Big hART Produce Natalie O’Donnell said: “We also recognised that senior members of the Frankston North community were particularly vulnerable to the impacts of isolation.

“Big hART reached out to the Frankston North Community centre who had similarly observed many of their community member were feeling the impacts of social isolation due to extended lockdowns and from these conversations Connecting Lines was developed as an opportunity to connect with others emerging from times of COVID 19 isolation and to build relationships between senior and young people in Frankston North,” Ms O’Donnell said.

Ms O’Donnell added: “One of our project highlights was a whole community workshop for Frankston North Community Centre’s ‘International Women’s Day 2021’ celebrations called ‘Choose to Challenge’. In these workshops our young participants, supported by the seniors, led and facilitated conversations with the wider community around a variety of social issues.

“It’s been incredibly special to see the bonds forming between younger and senior participants, and in particular, to observe how the work is moving outside our workshops,” Ms O’Donnell said.

Connecting Lines is supported by the State Government of Victoria through the ‘Let’s Stay Connected Fund’, an initiative of the Office for Suburban Development, Department of Jobs, Precincts and Regions, The Crown Resorts and Packer Family Foundations, The Angior Foundation, Australia Council for the Arts, Monterey Secondary College and Mahogany Rise Primary School.

The State Member for Frankston, Paul Edbrooke MP, said: “It’s really exciting to see the innovative way Connecting Lines uses the arts to bring together the young people and members of the senior community in Frankston North. Supported by the team at Big hART, young people and seniors have collaborated to develop powerful creative works, which highlight the importance of social connection and celebrate community.

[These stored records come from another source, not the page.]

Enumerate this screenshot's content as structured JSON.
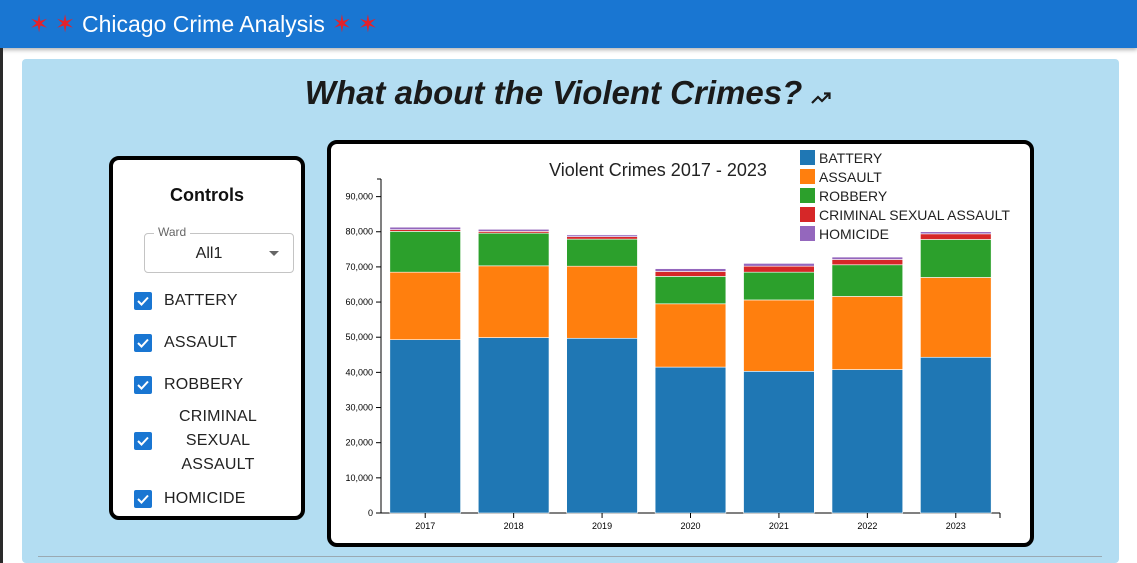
{
  "app": {
    "title": "Chicago Crime Analysis",
    "star_glyph": "✶",
    "accent_color": "#1976d2",
    "star_color": "#e3222b"
  },
  "section": {
    "heading": "What about the Violent Crimes?",
    "heading_icon": "trending-up-icon"
  },
  "controls": {
    "title": "Controls",
    "ward": {
      "label": "Ward",
      "value": "All1"
    },
    "checkboxes": [
      {
        "label": "BATTERY",
        "checked": true
      },
      {
        "label": "ASSAULT",
        "checked": true
      },
      {
        "label": "ROBBERY",
        "checked": true
      },
      {
        "label": "CRIMINAL SEXUAL ASSAULT",
        "checked": true
      },
      {
        "label": "HOMICIDE",
        "checked": true
      }
    ]
  },
  "chart_data": {
    "type": "bar",
    "stacked": true,
    "title": "Violent Crimes 2017 - 2023",
    "xlabel": "",
    "ylabel": "",
    "categories": [
      "2017",
      "2018",
      "2019",
      "2020",
      "2021",
      "2022",
      "2023"
    ],
    "ylim": [
      0,
      95000
    ],
    "yticks": [
      "0",
      "10,000",
      "20,000",
      "30,000",
      "40,000",
      "50,000",
      "60,000",
      "70,000",
      "80,000",
      "90,000"
    ],
    "legend_position": "top-right",
    "series": [
      {
        "name": "BATTERY",
        "color": "#1f77b4",
        "values": [
          49300,
          49900,
          49700,
          41500,
          40300,
          40800,
          44300
        ]
      },
      {
        "name": "ASSAULT",
        "color": "#ff7f0e",
        "values": [
          19200,
          20400,
          20500,
          18000,
          20300,
          20800,
          22700
        ]
      },
      {
        "name": "ROBBERY",
        "color": "#2ca02c",
        "values": [
          11600,
          9300,
          7700,
          7800,
          7900,
          9000,
          10800
        ]
      },
      {
        "name": "CRIMINAL SEXUAL ASSAULT",
        "color": "#d62728",
        "values": [
          500,
          500,
          700,
          1400,
          1700,
          1500,
          1600
        ]
      },
      {
        "name": "HOMICIDE",
        "color": "#9467bd",
        "values": [
          700,
          600,
          500,
          800,
          800,
          700,
          600
        ]
      }
    ]
  }
}
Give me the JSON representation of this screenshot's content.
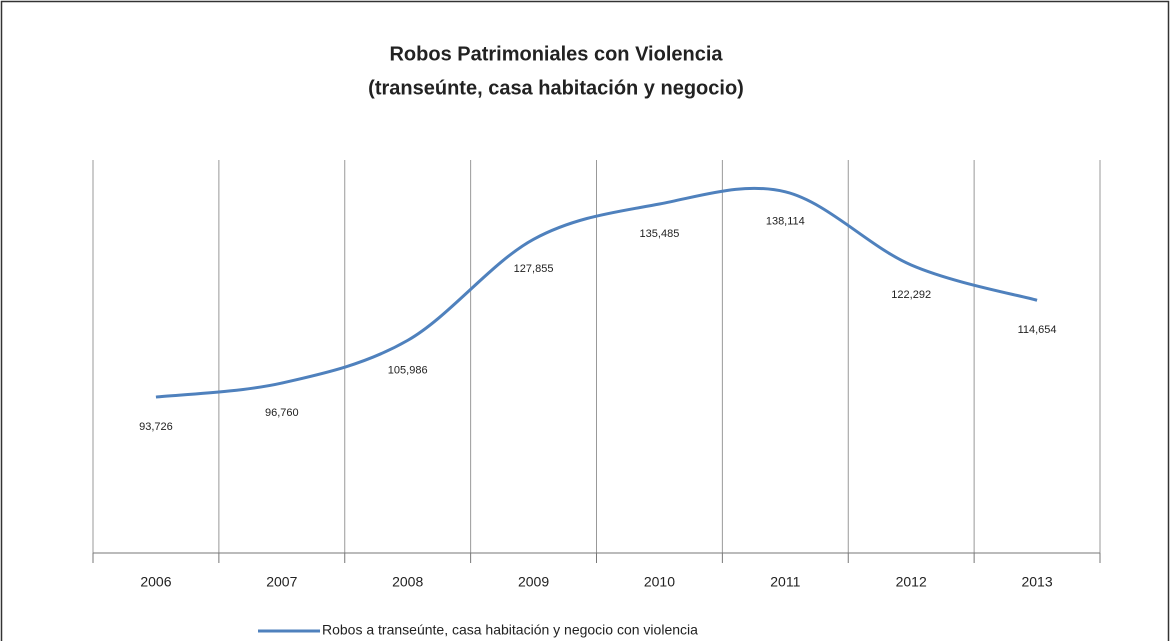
{
  "chart_data": {
    "type": "line",
    "title": "Robos Patrimoniales con Violencia",
    "subtitle": "(transeúnte, casa habitación y negocio)",
    "categories": [
      "2006",
      "2007",
      "2008",
      "2009",
      "2010",
      "2011",
      "2012",
      "2013"
    ],
    "series": [
      {
        "name": "Robos a transeúnte, casa habitación y negocio con violencia",
        "color": "#4f81bd",
        "values": [
          93726,
          96760,
          105986,
          127855,
          135485,
          138114,
          122292,
          114654
        ],
        "value_labels": [
          "93,726",
          "96,760",
          "105,986",
          "127,855",
          "135,485",
          "138,114",
          "122,292",
          "114,654"
        ]
      }
    ],
    "ylim": [
      60000,
      145000
    ],
    "grid": true,
    "legend": "bottom"
  }
}
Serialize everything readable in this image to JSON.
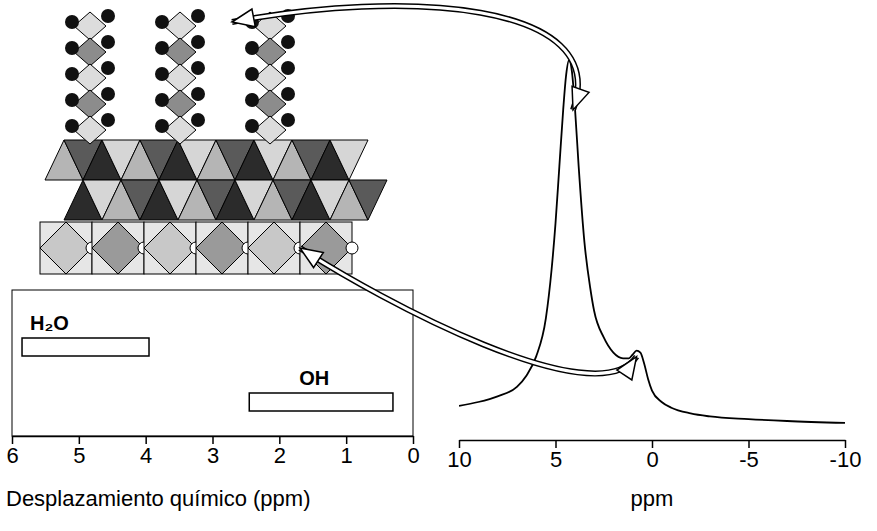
{
  "chart_data": [
    {
      "type": "range",
      "series": [
        {
          "name": "H₂O",
          "values": [
            5.85,
            3.95
          ]
        },
        {
          "name": "OH",
          "values": [
            2.45,
            0.3
          ]
        }
      ],
      "color": "#ffffff",
      "x_label": "Desplazamiento químico (ppm)",
      "xlim": [
        6,
        0
      ],
      "xticks": [
        6,
        5,
        4,
        3,
        2,
        1,
        0
      ],
      "tick_labels": "x"
    },
    {
      "type": "line",
      "x": [
        10,
        9,
        8,
        7,
        6.5,
        6,
        5.5,
        5.2,
        5,
        4.8,
        4.6,
        4.45,
        4.3,
        4.15,
        4.0,
        3.8,
        3.5,
        3.2,
        3.0,
        2.5,
        2.0,
        1.5,
        1.2,
        1.0,
        0.8,
        0.6,
        0.4,
        0.2,
        0,
        -0.5,
        -1,
        -2,
        -3,
        -5,
        -7,
        -10
      ],
      "values": [
        9,
        10,
        11.5,
        14,
        17,
        22,
        32,
        45,
        57,
        72,
        87,
        96,
        100,
        97,
        88,
        72,
        52,
        40,
        34,
        27,
        23,
        21.5,
        21.5,
        22.5,
        23.5,
        23,
        20,
        16,
        13,
        10,
        8.5,
        7,
        6.2,
        5.5,
        5,
        4.5
      ],
      "color": "#000000",
      "x_label": "ppm",
      "xlim": [
        10,
        -10
      ],
      "xticks": [
        10,
        5,
        0,
        -5,
        -10
      ],
      "ylim": [
        0,
        100
      ],
      "tick_labels": "x"
    }
  ]
}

“Importantly, Connecting Lines has created the opportunity for meaningful intergenerational exchange as young people and seniors get to know each other to share and learn from each other’s experiences,” Mr Edbrooke said.

To view a video of the art project, please visit

Frankston North Community Centre is one of four Community Houses directly managed by Frankston City Council. Another five independently-run Community Houses are supported and maintained by Council to help build and strengthen communities.